Bloomberg Ranks Most and Least Affordable Housing Markets for Millennials
It’s no secret that the dream of homeownership has become increasingly elusive for America’s younger generations. But, depending on the city, some millennials are faring much better than others. With that in mind, Bloomberg recently pulled data from the U.S. Census Bureau, Zillow Group, Inc., and Bankrate.com to determine the leading cities where millennials have been practically priced out of the market.
The good news is that there are 37 metropolitan cities where millennials' dream of homeownership remains alive and well. The bad news? Not a single one is located in California. In fact, the Golden State tops Bloomberg’s list of housing unaffordability.

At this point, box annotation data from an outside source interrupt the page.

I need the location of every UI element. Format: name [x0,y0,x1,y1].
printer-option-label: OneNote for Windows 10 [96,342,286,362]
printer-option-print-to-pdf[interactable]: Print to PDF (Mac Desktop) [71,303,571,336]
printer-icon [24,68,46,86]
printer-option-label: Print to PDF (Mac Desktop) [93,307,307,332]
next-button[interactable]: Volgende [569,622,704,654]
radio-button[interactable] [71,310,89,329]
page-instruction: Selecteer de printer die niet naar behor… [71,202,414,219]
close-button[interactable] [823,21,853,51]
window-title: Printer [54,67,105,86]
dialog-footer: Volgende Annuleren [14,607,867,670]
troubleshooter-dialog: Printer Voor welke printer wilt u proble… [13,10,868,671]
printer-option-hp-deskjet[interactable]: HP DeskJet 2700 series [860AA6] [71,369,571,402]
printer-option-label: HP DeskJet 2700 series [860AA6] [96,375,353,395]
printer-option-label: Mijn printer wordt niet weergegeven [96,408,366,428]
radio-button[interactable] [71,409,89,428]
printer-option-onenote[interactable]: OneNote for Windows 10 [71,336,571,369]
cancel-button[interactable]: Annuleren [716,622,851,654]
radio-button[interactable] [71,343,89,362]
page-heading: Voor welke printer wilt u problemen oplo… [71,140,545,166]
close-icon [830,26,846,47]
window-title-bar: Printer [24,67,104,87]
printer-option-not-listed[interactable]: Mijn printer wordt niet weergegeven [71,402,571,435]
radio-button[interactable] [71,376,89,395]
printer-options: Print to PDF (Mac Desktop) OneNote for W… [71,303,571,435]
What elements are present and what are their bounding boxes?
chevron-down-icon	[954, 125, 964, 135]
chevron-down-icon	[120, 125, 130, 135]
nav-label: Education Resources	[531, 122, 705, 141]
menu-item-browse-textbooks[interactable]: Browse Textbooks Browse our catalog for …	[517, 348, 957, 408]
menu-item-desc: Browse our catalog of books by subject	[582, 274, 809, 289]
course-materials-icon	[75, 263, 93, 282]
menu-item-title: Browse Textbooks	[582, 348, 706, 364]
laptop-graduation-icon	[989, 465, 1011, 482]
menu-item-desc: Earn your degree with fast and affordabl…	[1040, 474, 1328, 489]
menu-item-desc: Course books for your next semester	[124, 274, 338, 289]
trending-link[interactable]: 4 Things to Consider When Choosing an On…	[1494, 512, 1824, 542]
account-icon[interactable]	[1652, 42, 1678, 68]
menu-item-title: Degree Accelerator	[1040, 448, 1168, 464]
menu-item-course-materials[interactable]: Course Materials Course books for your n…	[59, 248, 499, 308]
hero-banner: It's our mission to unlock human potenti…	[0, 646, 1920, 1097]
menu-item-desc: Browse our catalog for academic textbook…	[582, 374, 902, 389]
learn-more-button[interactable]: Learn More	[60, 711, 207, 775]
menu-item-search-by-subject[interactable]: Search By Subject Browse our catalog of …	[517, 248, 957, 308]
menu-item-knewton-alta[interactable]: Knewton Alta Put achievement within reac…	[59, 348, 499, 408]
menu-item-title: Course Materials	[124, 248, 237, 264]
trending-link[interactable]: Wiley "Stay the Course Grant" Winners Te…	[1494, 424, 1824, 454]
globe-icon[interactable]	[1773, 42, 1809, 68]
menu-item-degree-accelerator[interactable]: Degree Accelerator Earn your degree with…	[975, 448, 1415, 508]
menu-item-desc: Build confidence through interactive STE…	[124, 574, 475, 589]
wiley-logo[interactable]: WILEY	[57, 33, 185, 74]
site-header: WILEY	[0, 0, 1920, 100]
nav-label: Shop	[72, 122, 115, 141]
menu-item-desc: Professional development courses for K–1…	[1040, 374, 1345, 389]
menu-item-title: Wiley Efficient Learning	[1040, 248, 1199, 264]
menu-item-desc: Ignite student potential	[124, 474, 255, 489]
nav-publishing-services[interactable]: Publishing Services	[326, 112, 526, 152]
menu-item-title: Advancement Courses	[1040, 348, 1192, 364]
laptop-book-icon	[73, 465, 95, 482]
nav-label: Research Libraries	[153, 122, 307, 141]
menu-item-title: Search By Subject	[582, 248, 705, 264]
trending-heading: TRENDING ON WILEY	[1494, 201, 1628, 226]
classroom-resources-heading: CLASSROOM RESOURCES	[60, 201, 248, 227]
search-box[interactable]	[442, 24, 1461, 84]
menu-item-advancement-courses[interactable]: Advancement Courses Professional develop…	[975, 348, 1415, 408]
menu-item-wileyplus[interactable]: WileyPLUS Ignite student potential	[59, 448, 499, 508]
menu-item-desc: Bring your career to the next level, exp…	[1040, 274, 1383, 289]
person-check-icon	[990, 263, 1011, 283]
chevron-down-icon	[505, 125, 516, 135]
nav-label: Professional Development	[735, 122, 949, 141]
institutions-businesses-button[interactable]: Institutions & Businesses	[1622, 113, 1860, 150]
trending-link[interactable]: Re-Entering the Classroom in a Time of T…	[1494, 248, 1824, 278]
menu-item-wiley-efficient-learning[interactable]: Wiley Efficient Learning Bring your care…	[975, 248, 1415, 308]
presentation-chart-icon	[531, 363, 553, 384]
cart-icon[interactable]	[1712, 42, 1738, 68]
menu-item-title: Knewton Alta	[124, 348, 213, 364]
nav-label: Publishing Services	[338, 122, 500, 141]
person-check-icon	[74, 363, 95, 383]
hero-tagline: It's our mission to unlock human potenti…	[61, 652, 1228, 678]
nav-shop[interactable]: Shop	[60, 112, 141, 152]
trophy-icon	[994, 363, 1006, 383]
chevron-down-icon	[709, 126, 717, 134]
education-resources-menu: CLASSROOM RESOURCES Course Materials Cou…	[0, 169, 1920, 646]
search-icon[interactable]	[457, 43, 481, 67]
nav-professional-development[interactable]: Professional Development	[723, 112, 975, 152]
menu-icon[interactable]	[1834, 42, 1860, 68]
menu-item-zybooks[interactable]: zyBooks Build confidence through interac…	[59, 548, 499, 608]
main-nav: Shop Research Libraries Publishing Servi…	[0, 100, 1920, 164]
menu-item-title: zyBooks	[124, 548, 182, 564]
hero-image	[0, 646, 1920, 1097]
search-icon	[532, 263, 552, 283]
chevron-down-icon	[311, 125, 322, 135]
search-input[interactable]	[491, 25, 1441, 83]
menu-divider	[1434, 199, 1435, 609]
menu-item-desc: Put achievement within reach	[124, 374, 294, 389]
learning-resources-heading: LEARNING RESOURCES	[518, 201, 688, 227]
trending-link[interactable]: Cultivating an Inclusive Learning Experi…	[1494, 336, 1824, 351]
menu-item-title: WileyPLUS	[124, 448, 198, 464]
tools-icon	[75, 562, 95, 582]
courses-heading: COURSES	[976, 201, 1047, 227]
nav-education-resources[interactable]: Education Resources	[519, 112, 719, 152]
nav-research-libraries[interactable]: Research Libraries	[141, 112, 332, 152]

Take San Jose, for instance, which took the #1 spot for a lack of affordability. The median salary required to purchase a home in San Jose is $133,377, while the median earnings for 18 to 34-year-olds is just $53,215. San Francisco didn’t fare much better. It comes at #2 with an affordability gap of $60,975. It was followed by three other California cities: Los Angeles, San Diego, and Sacramento.
To complicate matters, Bloomberg’s calculations assume that millennials have already saved up 20 percent for a down payment. But, as senior Wells Fargo economist Mark Vitner explains, that is not always the case.
Many millennials "don't have the money for a down payment or can't afford to buy where they want to buy," Vitner says. "It's tougher to buy a home in the city."
According to Bloomberg, millennials would have better luck venturing outside the West Coast. The most affordable housing markets for 18 to 34-year-olds include Detroit, Buffalo, Pittsburgh, and Indianapolis.